As a fluent Dari speaker, Kandahari felt she could deliver health-education messages during sofrehs that were tailored specifically to each group. She applied for two fellowships — UC Berkeley’s Human Rights Center fellowship and the Albert Schweitzer fellowship — and received both.
Then the COVID pandemic hit and the original plan of in-person meetings had to be postponed. Instead, Kandahari used her fellowship funding to conduct a qualitative study, interviewing a range of Afghan women about their needs around health and healthcare access. “I tapped into data that's never been explored before,” she says. “I wanted to inform both my own work, but also the discourse within the academic community.”
The Afghan Clinic is currently a free virtual resource for health-education materials that are sensitive to the language and cultural needs of Afghans. It conducts and disseminates research and seeks to create novel public health methods for this particular community of immigrants. To connect with them, Kandahari has conducted webinars, Zoom classes, and YouTube videos.
“We don't want to assume literacy when trying to create materials for this population,” she says. “In the Dari language, the word for Afghan is Afghan and clinic is clinic. So we can tell anyone to go to Afghanclinic.com and that's accessible.”
In some ways, COVID helped the clinic find its audience and voice, because the lockdown gave Kandahari the time to do a rigorous needs-assessment for the initiative. It enabled her to identify healthcare gaps and possible solutions. And it gave her a point of entry: misinformation about COVID vaccines.
The Afghan Clinic soon hosted a webinar that taught the basic principles of immunity. “This is largely a population that didn't even get to go to school, so how do vaccines work?” she says. As a result of the webinar, “not only were they ready to get vaccinated, but they were really excited about these vaccines.” Kandahari and Kayhani posted the webinar on YouTube, where it’s been watched by a worldwide audience. And once pandemic protocols can be further relaxed, they will resume their original idea of in-person gatherings.
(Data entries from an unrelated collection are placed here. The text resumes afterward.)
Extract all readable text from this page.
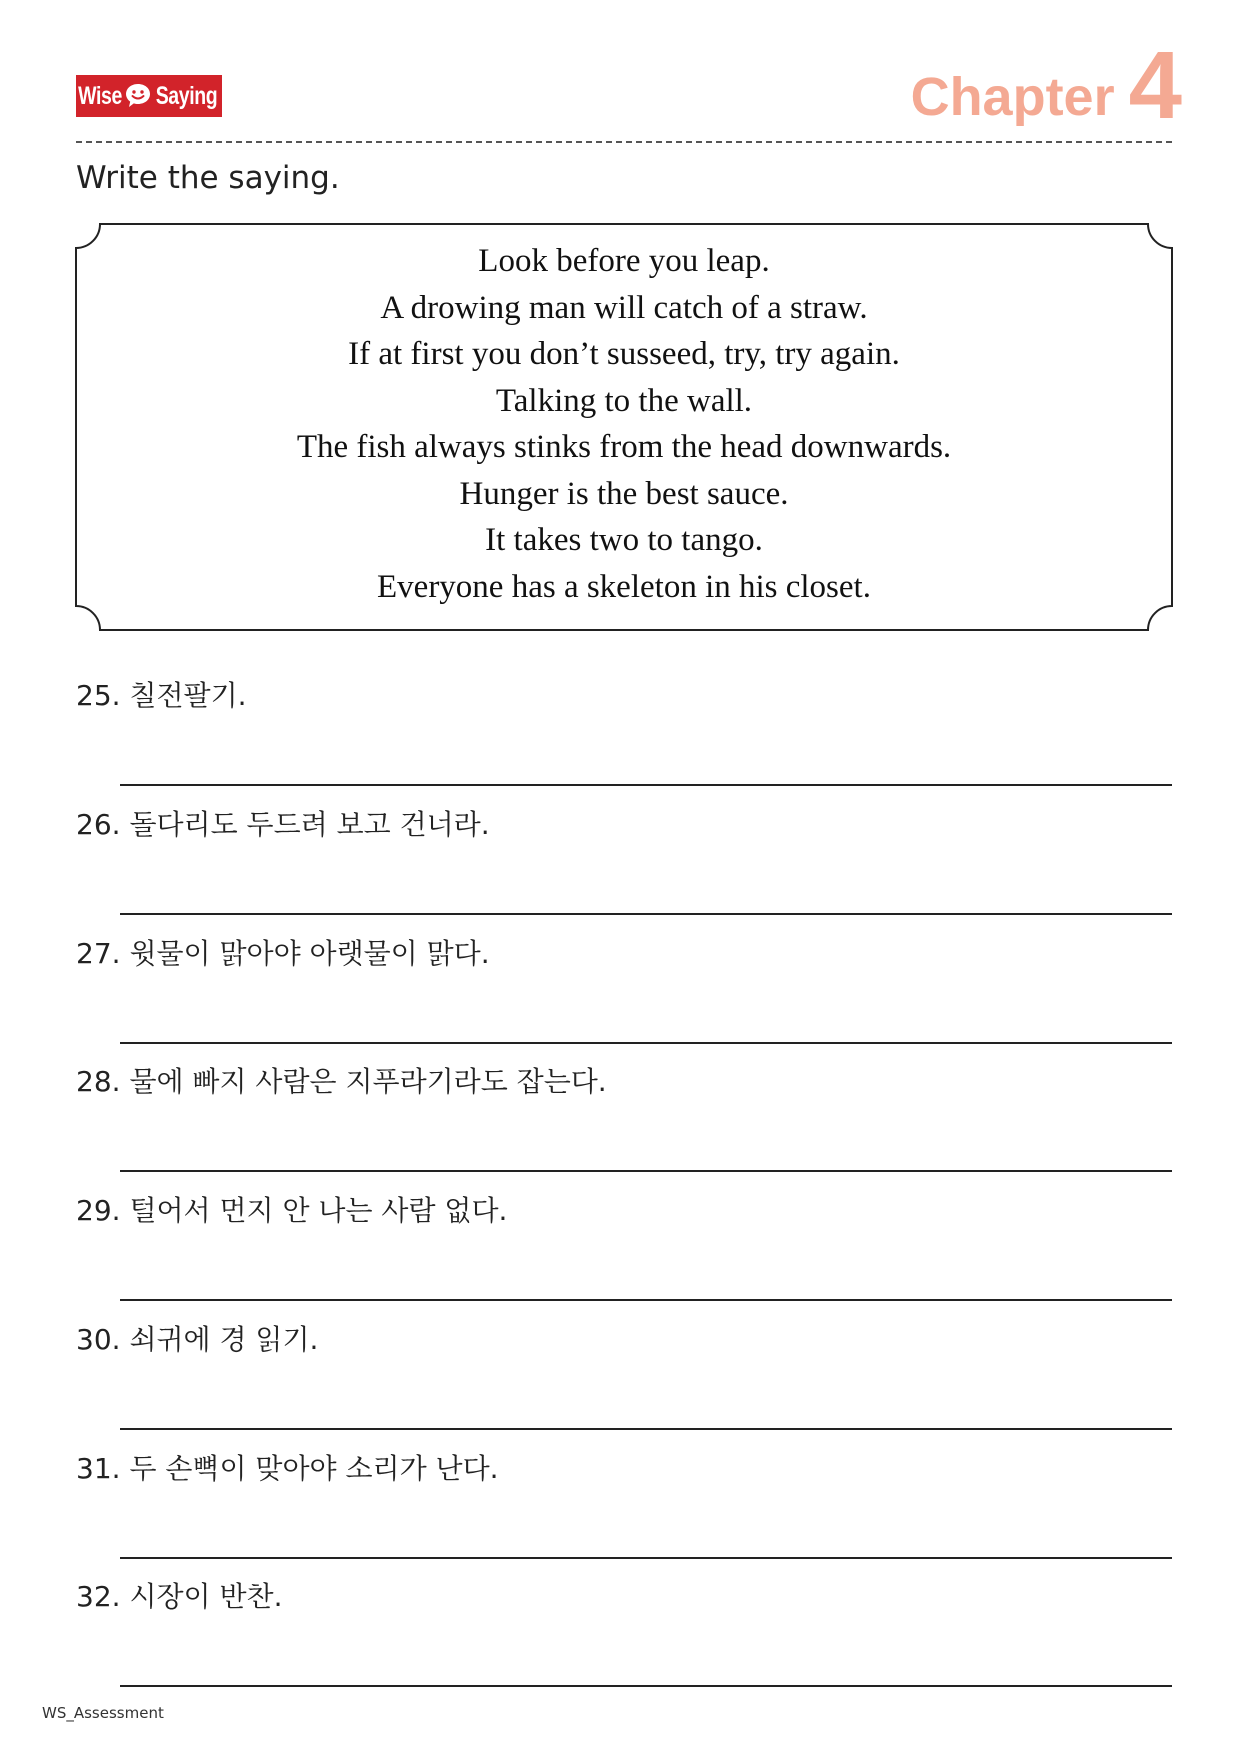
Wise Saying	Chapter 4
Write the saying.
Look before you leap.
A drowing man will catch of a straw.
If at first you don’t susseed, try, try again.
Talking to the wall.
The fish always stinks from the head downwards.
Hunger is the best sauce.
It takes two to tango.
Everyone has a skeleton in his closet.
25. 칠전팔기.
26. 돌다리도 두드려 보고 건너라.
27. 윗물이 맑아야 아랫물이 맑다.
28. 물에 빠지 사람은 지푸라기라도 잡는다.
29. 털어서 먼지 안 나는 사람 없다.
30. 쇠귀에 경 읽기.
31. 두 손뼉이 맞아야 소리가 난다.
32. 시장이 반찬.
WS_Assessment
Another formative factor in her own medical journey was her undergraduate experience at MCB. Attending lectures by luminaries like Jennifer Doudna, a recent Nobel laureate, and working in a lab under the direction of professor Andrew Dillin and postdoc Ashley Frakes made her passionate about research. Dr. Dillin’s focus on aging and deterioration sparked another passion.
“They trained me to do bench science and taught me research from the ground up,” she says. “They invested in my potential because they saw my intense curiosity and desire to learn. Research changed from this daunting, unknown thing to being a place of comfort.” The Biology Scholars Program, led by Dr. John Matsui, was another valuable undergraduate experience.
With plenty of work still awaiting her on the path to her MD, and with massive potential for the impact of the Afghan Clinic, one thing is certain: Kandahari won’t be getting much sleep anytime soon. But the rewards are already abundant.
“Afghan Clinic is my coming home, uniting my Afghan world with my American world, and creating the changes I’ve always wanted to see,” she says. “The consistent thread in my life has been about discovering my own agency and promoting agency for other people. That's been my goal with the Afghan Clinic, and will be with whatever medical specialty I choose. It's really how I want to live every day.”